The Bottom Line: Effects of Practice Turnover on Primary Care Quality Improvement Implementation

Andrea Baron, MPH, ESCALATES Qualitative Team Member


Healthcare is constantly evolving and primary care practices are tasked with continuing to improve the ways in which they deliver care. For some practices this means participating in some kind of quality improvement (QI) activity. We examined the effects of practice staff turnover on a practice’s ability to both implement QI activities and also sustain the changes made from those efforts.

Useful Finding

We found turnover can limit practices’ ability to engage in QI activities in a number of ways:

  • When a staff member leaves, the remaining staff often absorb additional responsibilities and QI momentum slows as new staff are trained, or existing staff are reengaged in the QI work.
  • Turnover alters staff dynamics and can create barriers to constructive working relationships and team-building.
  • When key practice members leave, they can take with them institutional memory about QI activities’ purpose, processes, and long-term vision.

The Bottom Line

Practices should make an effort to stabilize disruption caused by turnover.
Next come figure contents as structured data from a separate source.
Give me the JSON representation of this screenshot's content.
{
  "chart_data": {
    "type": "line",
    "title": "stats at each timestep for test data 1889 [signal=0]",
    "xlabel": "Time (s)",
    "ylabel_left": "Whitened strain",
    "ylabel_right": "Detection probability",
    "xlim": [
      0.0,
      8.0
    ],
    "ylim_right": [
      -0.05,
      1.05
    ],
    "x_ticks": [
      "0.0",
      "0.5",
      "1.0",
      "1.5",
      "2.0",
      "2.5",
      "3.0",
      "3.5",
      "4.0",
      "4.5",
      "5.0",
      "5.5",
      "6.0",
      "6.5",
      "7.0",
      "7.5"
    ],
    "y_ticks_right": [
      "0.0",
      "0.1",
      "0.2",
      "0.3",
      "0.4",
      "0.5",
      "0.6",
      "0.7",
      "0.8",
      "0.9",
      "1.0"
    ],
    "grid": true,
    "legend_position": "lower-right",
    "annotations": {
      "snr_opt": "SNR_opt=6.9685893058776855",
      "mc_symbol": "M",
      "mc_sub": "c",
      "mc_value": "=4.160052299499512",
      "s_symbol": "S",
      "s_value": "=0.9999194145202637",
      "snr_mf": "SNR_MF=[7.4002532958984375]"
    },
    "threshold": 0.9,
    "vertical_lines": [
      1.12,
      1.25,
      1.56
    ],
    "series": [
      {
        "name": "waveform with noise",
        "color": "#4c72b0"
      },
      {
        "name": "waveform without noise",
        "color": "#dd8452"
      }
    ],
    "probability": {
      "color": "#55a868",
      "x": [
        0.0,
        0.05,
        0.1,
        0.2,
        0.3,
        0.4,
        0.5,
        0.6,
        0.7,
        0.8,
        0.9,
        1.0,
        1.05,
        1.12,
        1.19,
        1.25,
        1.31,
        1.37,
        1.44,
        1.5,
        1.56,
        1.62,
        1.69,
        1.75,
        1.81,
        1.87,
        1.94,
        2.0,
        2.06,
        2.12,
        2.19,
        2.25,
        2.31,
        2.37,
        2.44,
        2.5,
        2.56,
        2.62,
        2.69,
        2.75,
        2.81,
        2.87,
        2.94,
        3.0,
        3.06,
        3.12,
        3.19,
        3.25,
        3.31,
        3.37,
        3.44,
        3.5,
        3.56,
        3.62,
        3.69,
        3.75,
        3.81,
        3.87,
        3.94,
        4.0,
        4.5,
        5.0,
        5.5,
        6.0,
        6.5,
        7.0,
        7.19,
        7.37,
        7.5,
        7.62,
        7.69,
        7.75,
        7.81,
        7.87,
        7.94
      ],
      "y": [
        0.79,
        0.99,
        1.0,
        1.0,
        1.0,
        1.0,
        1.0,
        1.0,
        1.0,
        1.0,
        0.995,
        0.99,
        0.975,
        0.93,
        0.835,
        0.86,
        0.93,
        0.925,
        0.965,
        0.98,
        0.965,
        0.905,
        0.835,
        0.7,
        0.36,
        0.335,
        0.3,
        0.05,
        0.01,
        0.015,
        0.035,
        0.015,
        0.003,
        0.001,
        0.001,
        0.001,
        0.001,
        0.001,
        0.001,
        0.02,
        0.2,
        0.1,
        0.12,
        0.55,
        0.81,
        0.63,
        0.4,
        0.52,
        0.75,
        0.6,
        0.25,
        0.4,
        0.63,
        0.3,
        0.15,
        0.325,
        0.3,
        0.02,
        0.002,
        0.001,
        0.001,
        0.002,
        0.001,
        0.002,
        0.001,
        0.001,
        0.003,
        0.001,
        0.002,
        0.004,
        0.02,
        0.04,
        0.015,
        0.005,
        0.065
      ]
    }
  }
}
Strategies such as cross-training staff to create redundancies in key positions, preserving institutional knowledge by documenting decisions and processes related to QI efforts, and creating exit processes for departing staff to ensure knowledge is transferred can all assist practices ease the transition of staff and preserve QI efforts. By understanding how turnover affects QI activities, practices may aptly plan for — and prevent — its unwanted affects.